From Winamop.com

Meeting for Lunch
by Martin Green


 

Regrets

I read somewhere that writers shouldn’t start a story with a dream. This normally wouldn’t concern me as I almost never remember my dreams. Still, I had this one just before awakening and it was still vivid in my mind. In the dream I was a young man, not the old geezer I am now. I was sitting in a restaurant waiting for a girl to join me for lunch. Then I woke up and I was disappointed. I had wanted the dream to continue. I recalled Julie Landis, who was the girl I was most involved with during my younger days in San Francisco. She was very attractive, tall, tanned, blonde; what I, coming from New York, then thought of as the typical California girl, although she was from Minnesota. We were both in the advertising business, the ad game, I being a lowly researcher and she a media buyer, which is how we’d met.

Our lunches were rare and she was invariably late, she was always coming from a meeting. When she did arrive at the restaurant every man there turned to look at her, the maitre ‘de jumped to attention and led her to my table and the waiter, who’d been ignoring me, immediately came over to serve us. On my part, as soon as I saw her, my breath became uneven, my heart began racing and I did my best to compose myself. I don’t know what would have happened if my dream had continued. I did know that the feeling of expectation I had at that time of my life was unlikely ever to occur again. So I was disappointed.

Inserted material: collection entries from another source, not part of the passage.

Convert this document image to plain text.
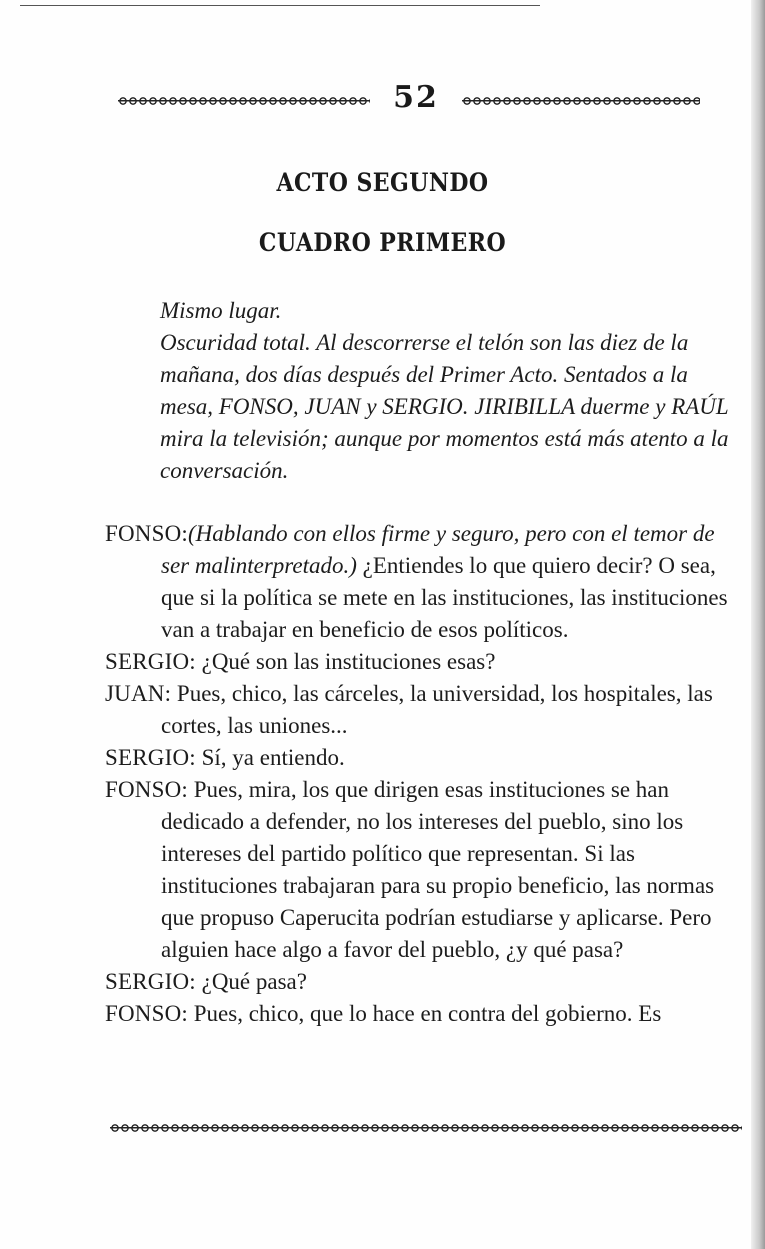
52
ACTO SEGUNDO
CUADRO PRIMERO

Mismo lugar.

Oscuridad total. Al descorrerse el telón son las diez de la mañana, dos días después del Primer Acto. Sentados a la mesa, FONSO, JUAN y SERGIO. JIRIBILLA duerme y RAÚL mira la televisión; aunque por momentos está más atento a la conversación.

FONSO:(Hablando con ellos firme y seguro, pero con el temor de ser malinterpretado.) ¿Entiendes lo que quiero decir? O sea, que si la política se mete en las instituciones, las instituciones van a trabajar en beneficio de esos políticos.

SERGIO: ¿Qué son las instituciones esas?

JUAN: Pues, chico, las cárceles, la universidad, los hospitales, las cortes, las uniones...

SERGIO: Sí, ya entiendo.

FONSO: Pues, mira, los que dirigen esas instituciones se han dedicado a defender, no los intereses del pueblo, sino los intereses del partido político que representan. Si las instituciones trabajaran para su propio beneficio, las normas que propuso Caperucita podrían estudiarse y aplicarse. Pero alguien hace algo a favor del pueblo, ¿y qué pasa?

SERGIO: ¿Qué pasa?

FONSO: Pues, chico, que lo hace en contra del gobierno. Es
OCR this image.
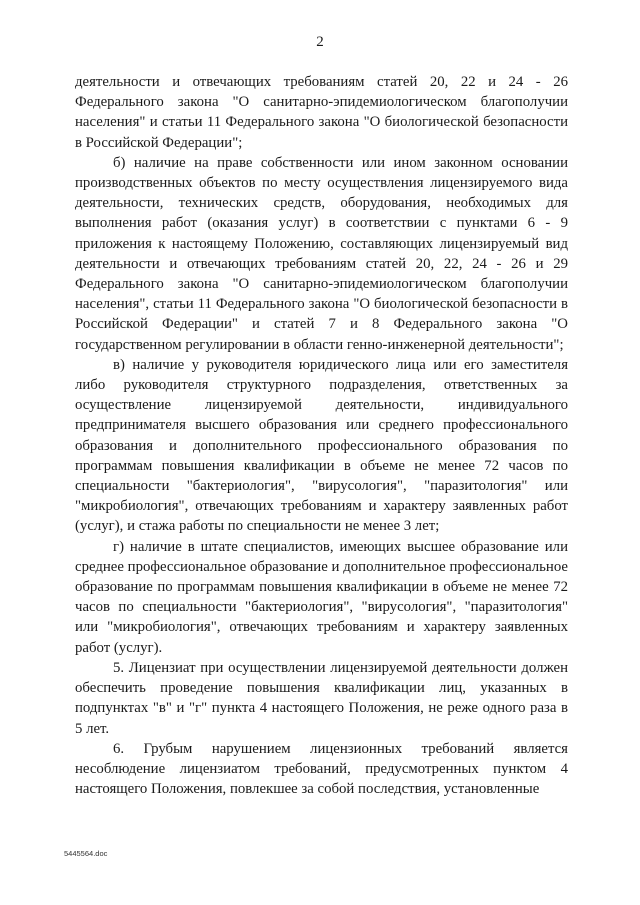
2

деятельности и отвечающих требованиям статей 20, 22 и 24 - 26 Федерального закона "О санитарно-эпидемиологическом благополучии населения" и статьи 11 Федерального закона "О биологической безопасности в Российской Федерации";

б) наличие на праве собственности или ином законном основании производственных объектов по месту осуществления лицензируемого вида деятельности, технических средств, оборудования, необходимых для выполнения работ (оказания услуг) в соответствии с пунктами 6 - 9 приложения к настоящему Положению, составляющих лицензируемый вид деятельности и отвечающих требованиям статей 20, 22, 24 - 26 и 29 Федерального закона "О санитарно-эпидемиологическом благополучии населения", статьи 11 Федерального закона "О биологической безопасности в Российской Федерации" и статей 7 и 8 Федерального закона "О государственном регулировании в области генно-инженерной деятельности";

в) наличие у руководителя юридического лица или его заместителя либо руководителя структурного подразделения, ответственных за осуществление лицензируемой деятельности, индивидуального предпринимателя высшего образования или среднего профессионального образования и дополнительного профессионального образования по программам повышения квалификации в объеме не менее 72 часов по специальности "бактериология", "вирусология", "паразитология" или "микробиология", отвечающих требованиям и характеру заявленных работ (услуг), и стажа работы по специальности не менее 3 лет;

г) наличие в штате специалистов, имеющих высшее образование или среднее профессиональное образование и дополнительное профессиональное образование по программам повышения квалификации в объеме не менее 72 часов по специальности "бактериология", "вирусология", "паразитология" или "микробиология", отвечающих требованиям и характеру заявленных работ (услуг).

5. Лицензиат при осуществлении лицензируемой деятельности должен обеспечить проведение повышения квалификации лиц, указанных в подпунктах "в" и "г" пункта 4 настоящего Положения, не реже одного раза в 5 лет.

6. Грубым нарушением лицензионных требований является несоблюдение лицензиатом требований, предусмотренных пунктом 4 настоящего Положения, повлекшее за собой последствия, установленные

5445564.doc
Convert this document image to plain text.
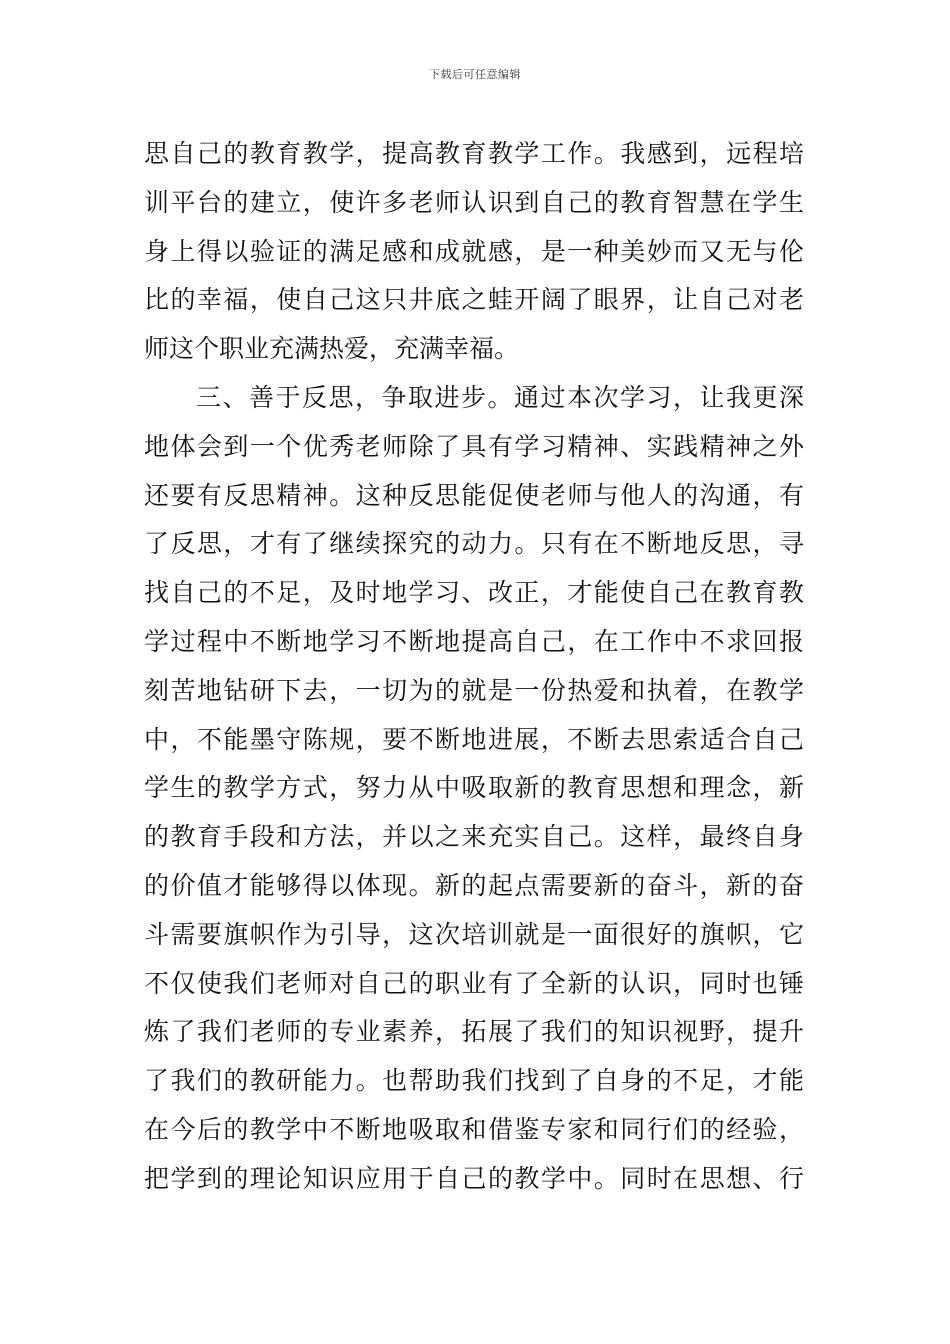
下载后可任意编辑
思自己的教育教学，提高教育教学工作。我感到，远程培
训平台的建立，使许多老师认识到自己的教育智慧在学生
身上得以验证的满足感和成就感，是一种美妙而又无与伦
比的幸福，使自己这只井底之蛙开阔了眼界，让自己对老
师这个职业充满热爱，充满幸福。
三、善于反思，争取进步。通过本次学习，让我更深
地体会到一个优秀老师除了具有学习精神、实践精神之外
还要有反思精神。这种反思能促使老师与他人的沟通，有
了反思，才有了继续探究的动力。只有在不断地反思，寻
找自己的不足，及时地学习、改正，才能使自己在教育教
学过程中不断地学习不断地提高自己，在工作中不求回报
刻苦地钻研下去，一切为的就是一份热爱和执着，在教学
中，不能墨守陈规，要不断地进展，不断去思索适合自己
学生的教学方式，努力从中吸取新的教育思想和理念，新
的教育手段和方法，并以之来充实自己。这样，最终自身
的价值才能够得以体现。新的起点需要新的奋斗，新的奋
斗需要旗帜作为引导，这次培训就是一面很好的旗帜，它
不仅使我们老师对自己的职业有了全新的认识，同时也锤
炼了我们老师的专业素养，拓展了我们的知识视野，提升
了我们的教研能力。也帮助我们找到了自身的不足，才能
在今后的教学中不断地吸取和借鉴专家和同行们的经验，
把学到的理论知识应用于自己的教学中。同时在思想、行
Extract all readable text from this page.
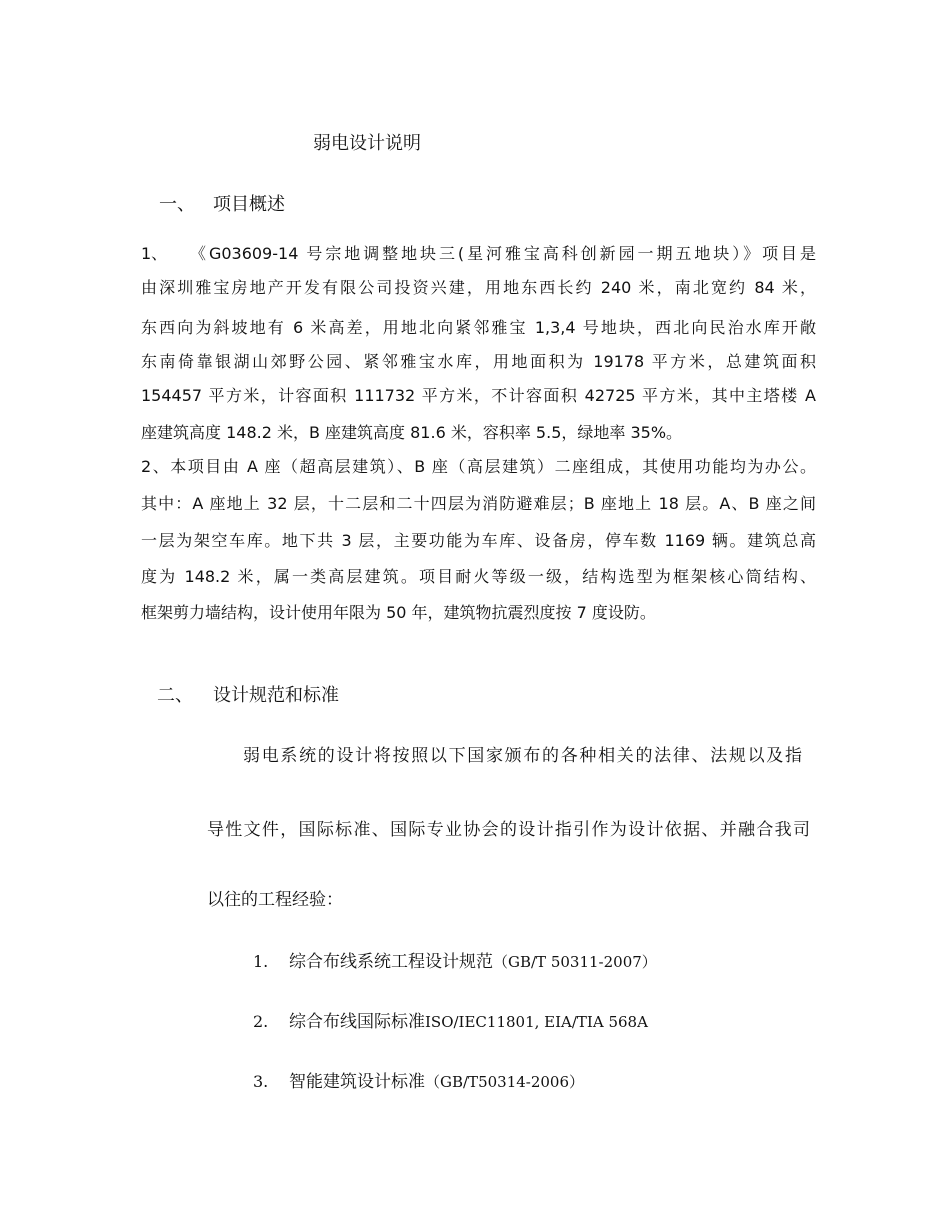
弱电设计说明
一、 项目概述
1、 《G03609-14 号宗地调整地块三(星河雅宝高科创新园一期五地块）》项目是
由深圳雅宝房地产开发有限公司投资兴建，用地东西长约 240 米，南北宽约 84 米，
东西向为斜坡地有 6 米高差，用地北向紧邻雅宝 1,3,4 号地块，西北向民治水库开敞
东南倚靠银湖山郊野公园、紧邻雅宝水库，用地面积为 19178 平方米，总建筑面积
154457 平方米，计容面积 111732 平方米，不计容面积 42725 平方米，其中主塔楼 A
座建筑高度 148.2 米，B 座建筑高度 81.6 米，容积率 5.5，绿地率 35%。
2、本项目由 A 座（超高层建筑）、B 座（高层建筑）二座组成，其使用功能均为办公。
其中：A 座地上 32 层，十二层和二十四层为消防避难层；B 座地上 18 层。A、B 座之间
一层为架空车库。地下共 3 层，主要功能为车库、设备房，停车数 1169 辆。建筑总高
度为 148.2 米，属一类高层建筑。项目耐火等级一级，结构选型为框架核心筒结构、
框架剪力墙结构，设计使用年限为 50 年，建筑物抗震烈度按 7 度设防。
二、 设计规范和标准
弱电系统的设计将按照以下国家颁布的各种相关的法律、法规以及指
导性文件，国际标准、国际专业协会的设计指引作为设计依据、并融合我司
以往的工程经验：
1. 综合布线系统工程设计规范（GB/T 50311-2007）
2. 综合布线国际标准ISO/IEC11801, EIA/TIA 568A
3. 智能建筑设计标准（GB/T50314-2006）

I had recently had hip replacement surgery, my years of tennis playing catching up with me. I’d struggled with the pain for almost two years until the surgeon had an x-ray taken and told me I was bone on bone so there seemed to be no alternative. My wife (not Julie Landis) and I lived in a Northern California retirement community just outside of the state capital, Sacramento. The weeks after the surgery were not pleasant. I had to take a lot of pain killers and this may have made my dreams more vivid than usual. The pain killers, according to the warnings, could also cause hallucinations, and I may have had a few of these. I know that one afternoon when I was laying in bed I suddenly saw myself on the tennis court. It was bright sunlight and I was wearing tennis shorts. I looked down at my legs and they were fine. I could run.

Several weeks later, I happened to have lunch with my wife Ellen. After the hip replacement surgery, I had to have physical therapy. I had a morning appointment with the physical therapist. My Health Maintenance Organization was 15 minutes away from our shopping mall, which contained a nice restaurant where we had a coupon for a two-for-one meal. I asked Ellen if she wanted to meet me there. No use wasting that two-for-one coupon. She had nothing on so we arranged to meet in the restaurant at one. The physical therapist gave me a few new exercises to do and said I seemed to be coming along okay. I asked how long I had to do my exercises and he said “Forever,” which seemed a pretty long time. We finished pretty quickly so I reached the restaurant early and took a table where I could see Ellen coming in and studied the menu.

Yes, as the reader expects, I recalled that dream about waiting for someone for a lunch date and the thoughts I’d had after it. Unlike Julie Landis, Ellen was always punctual; she arrived at one. I waved to her and she came over to my table. No change in my breathing or heart rate. It wasn’t that I wasn’t glad to see Ellen, and the thought did occur that at my time of life I’d rather be meeting her than someone like Julie. During my recovery, she’d been a great caretaker. I couldn’t imagine Julie in that role. We ordered lunch and I told her about my physical therapy. We discussed the possibility of going on a cruise later that year. I said we should hold off for awhile and see how my walking was progressing. If I could make it from our cabin to the dining room and from there to the theater we could probably go.

After lunch, Ellen decided she’d do some shopping at the mall. I decided I’d go home. I checked the mail, the usual bills and requests for donations. No phone messages. I briefly considered doing the new exercises the physical therapist had given me, but I didn’t feel like it. Since my surgery, even little outings like going to the HMO and then to lunch still left me tired out. I had a half-finished short story on my computer but I didn’t feel like doing that either. I sat in my recliner and turned on the TV to see what horrible things had happened during the day. But I didn’t really watch. Once again I thought of my lunch dream and of running on the tennis courts. A lot of things in my life were over. I knew I should be satisfied with the way things were, but I couldn’t help it. All I could feel at that particular time were regrets.